If there is more than one gpu on node, command output is:
(base) [yakarken18@login02 ~]$ nvidia-smi
Tue Dec 7 13:30:04 2021
+-----------------------------------------------------------------------------+
| NVIDIA-SMI 470.57.02 Driver Version: 470.57.02 CUDA Version: 11.4 |
|-------------------------------+----------------------+----------------------+
| GPU Name Persistence-M| Bus-Id Disp.A | Volatile Uncorr. ECC |
| Fan Temp Perf Pwr:Usage/Cap| Memory-Usage | GPU-Util Compute M. |
| | | MIG M. |
|===============================+======================+======================|
| 0 Quadro M2000 Off | 00000000:08:00.0 Off | N/A |
| 56% 25C P8 10W / 75W | 1546MiB / 4043MiB | 0% Default |
| | | N/A |
+-------------------------------+----------------------+----------------------+
| 1 Tesla P4 Off | 00000000:88:00.0 Off | 0 |
| N/A 48C P0 24W / 75W | 2383MiB / 7611MiB | 0% Default |
| | | N/A |
+-------------------------------+----------------------+----------------------+
+-----------------------------------------------------------------------------+
| Processes: |
| GPU GI CI PID Type Process name GPU Memory |
| ID ID Usage |
|=============================================================================
| 0 N/A N/A 168634 C ...nvs/open-mmlab/bin/python 4673MiB |
| 2 N/A N/A 198836 C python 2335MiB |
+-----------------------------------------------------------------------------+
Command output shows processing at the bottom. You can find you GPU by using PID number.
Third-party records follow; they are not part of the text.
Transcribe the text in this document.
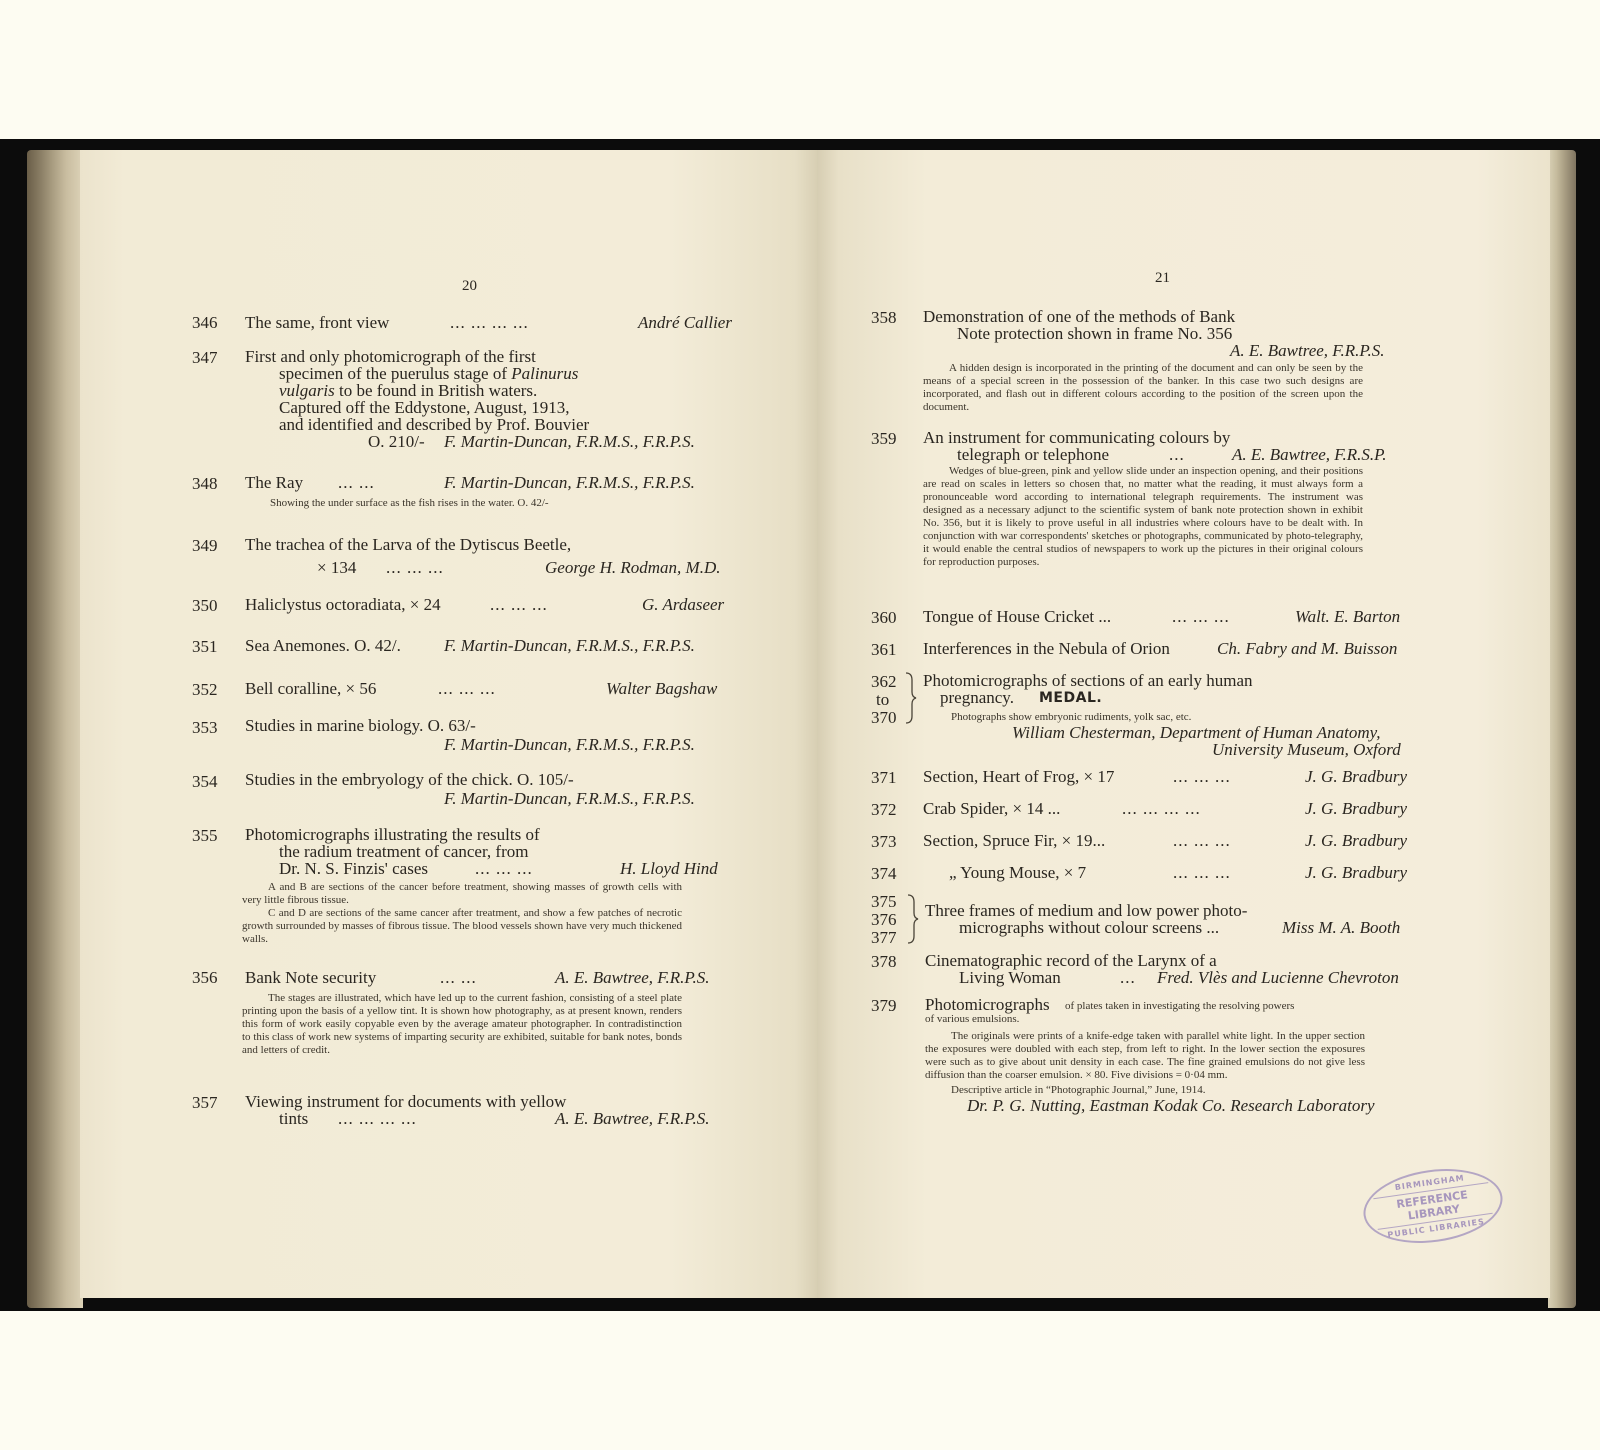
20
346 The same, front view	... ... ... ...	André Callier
347 First and only photomicrograph of the first
specimen of the puerulus stage of Palinurus
vulgaris to be found in British waters.
Captured off the Eddystone, August, 1913,
and identified and described by Prof. Bouvier
O. 210/- F. Martin-Duncan, F.R.M.S., F.R.P.S.
348 The Ray ... ...	F. Martin-Duncan, F.R.M.S., F.R.P.S.
Showing the under surface as the fish rises in the water. O. 42/-
349 The trachea of the Larva of the Dytiscus Beetle,
× 134 ... ... ...	George H. Rodman, M.D.
350 Haliclystus octoradiata, × 24	... ... ...	G. Ardaseer
351 Sea Anemones. O. 42/.	F. Martin-Duncan, F.R.M.S., F.R.P.S.
352 Bell coralline, × 56	... ... ...	Walter Bagshaw
353 Studies in marine biology. O. 63/-
F. Martin-Duncan, F.R.M.S., F.R.P.S.
354 Studies in the embryology of the chick. O. 105/-
F. Martin-Duncan, F.R.M.S., F.R.P.S.
355 Photomicrographs illustrating the results of
the radium treatment of cancer, from
Dr. N. S. Finzis' cases	... ... ...	H. Lloyd Hind
A and B are sections of the cancer before treatment, showing masses of growth cells with very little fibrous tissue.
C and D are sections of the same cancer after treatment, and show a few patches of necrotic growth surrounded by masses of fibrous tissue. The blood vessels shown have very much thickened walls.
356 Bank Note security	... ...	A. E. Bawtree, F.R.P.S.
The stages are illustrated, which have led up to the current fashion, consisting of a steel plate printing upon the basis of a yellow tint. It is shown how photography, as at present known, renders this form of work easily copyable even by the average amateur photographer. In contradistinction to this class of work new systems of imparting security are exhibited, suitable for bank notes, bonds and letters of credit.
357 Viewing instrument for documents with yellow
tints ... ... ... ...	A. E. Bawtree, F.R.P.S.
21
358 Demonstration of one of the methods of Bank
Note protection shown in frame No. 356
A. E. Bawtree, F.R.P.S.
A hidden design is incorporated in the printing of the document and can only be seen by the means of a special screen in the possession of the banker. In this case two such designs are incorporated, and flash out in different colours according to the position of the screen upon the document.
359 An instrument for communicating colours by
telegraph or telephone	...	A. E. Bawtree, F.R.S.P.
Wedges of blue-green, pink and yellow slide under an inspection opening, and their positions are read on scales in letters so chosen that, no matter what the reading, it must always form a pronounceable word according to international telegraph requirements. The instrument was designed as a necessary adjunct to the scientific system of bank note protection shown in exhibit No. 356, but it is likely to prove useful in all industries where colours have to be dealt with. In conjunction with war correspondents' sketches or photographs, communicated by photo-telegraphy, it would enable the central studios of newspapers to work up the pictures in their original colours for reproduction purposes.
360 Tongue of House Cricket ...	... ... ...	Walt. E. Barton
361 Interferences in the Nebula of Orion	Ch. Fabry and M. Buisson
362
to
370
Photomicrographs of sections of an early human
pregnancy. MEDAL.
Photographs show embryonic rudiments, yolk sac, etc.
William Chesterman, Department of Human Anatomy,
University Museum, Oxford
371 Section, Heart of Frog, × 17	... ... ...	J. G. Bradbury
372 Crab Spider, × 14 ...	... ... ... ...	J. G. Bradbury
373 Section, Spruce Fir, × 19...	... ... ...	J. G. Bradbury
374	„ Young Mouse, × 7	... ... ...	J. G. Bradbury
375
376
377
Three frames of medium and low power photo-
micrographs without colour screens ...	Miss M. A. Booth
378 Cinematographic record of the Larynx of a
Living Woman	... Fred. Vlès and Lucienne Chevroton
379 Photomicrographs of plates taken in investigating the resolving powers
of various emulsions.
The originals were prints of a knife-edge taken with parallel white light. In the upper section the exposures were doubled with each step, from left to right. In the lower section the exposures were such as to give about unit density in each case. The fine grained emulsions do not give less diffusion than the coarser emulsion. × 80. Five divisions = 0·04 mm.
Descriptive article in “Photographic Journal,” June, 1914.
Dr. P. G. Nutting, Eastman Kodak Co. Research Laboratory
BIRMINGHAM
REFERENCE LIBRARY
PUBLIC LIBRARIES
+-----------------------------------------------------------------------------+
| Processes: |
| GPU GI CI PID Type Process name GPU Memory |
| ID ID Usage |
|=============================================================================
| 0 N/A N/A 168634 C ...nvs/open-mmlab/bin/python 4673MiB |
| 2 N/A N/A 198836 C python 2335MiB |
+-----------------------------------------------------------------------------+
ps aux|grep PID
ps aux|grep 198836
[root@ai11~] # ps aux |grep 198836
username 198836 94.6 0.0 15394160 314304 pts/0 R1+ 16:07 78:48 p
10/MEFLOTONet-ResUNeyBN2C-f64-i0/Adam-Irle-3-b4/2021-11-18_
1 MEFLOTONet --feature_model ResUNetBN2C --conv1_kernel_size 7 --nu
2C-f64-i0/Adam-Irle-3-b4/2021-11-17_19-09-57/
By using command output, GPU 2 with “PID 198836” is used by username.
Command output show users are running their jobs on Tesla V100 SXM2 gpus with max 6GB memory. These jobs can be run even on beXX servers. Please do not wate GPU resources.
There is another issue in this command output. There are 8 GPUs and only 3 Tesla V100 SXM2 gpus are being used. When queue is checked, six GPUs are reserved. That means 3 GPUs are reserved, but not used. These are jupyter notebook jobs. DO NOT reserve GPUs more than you need. If you finish your work with GPUs, scancel your jupyter notebook jobs.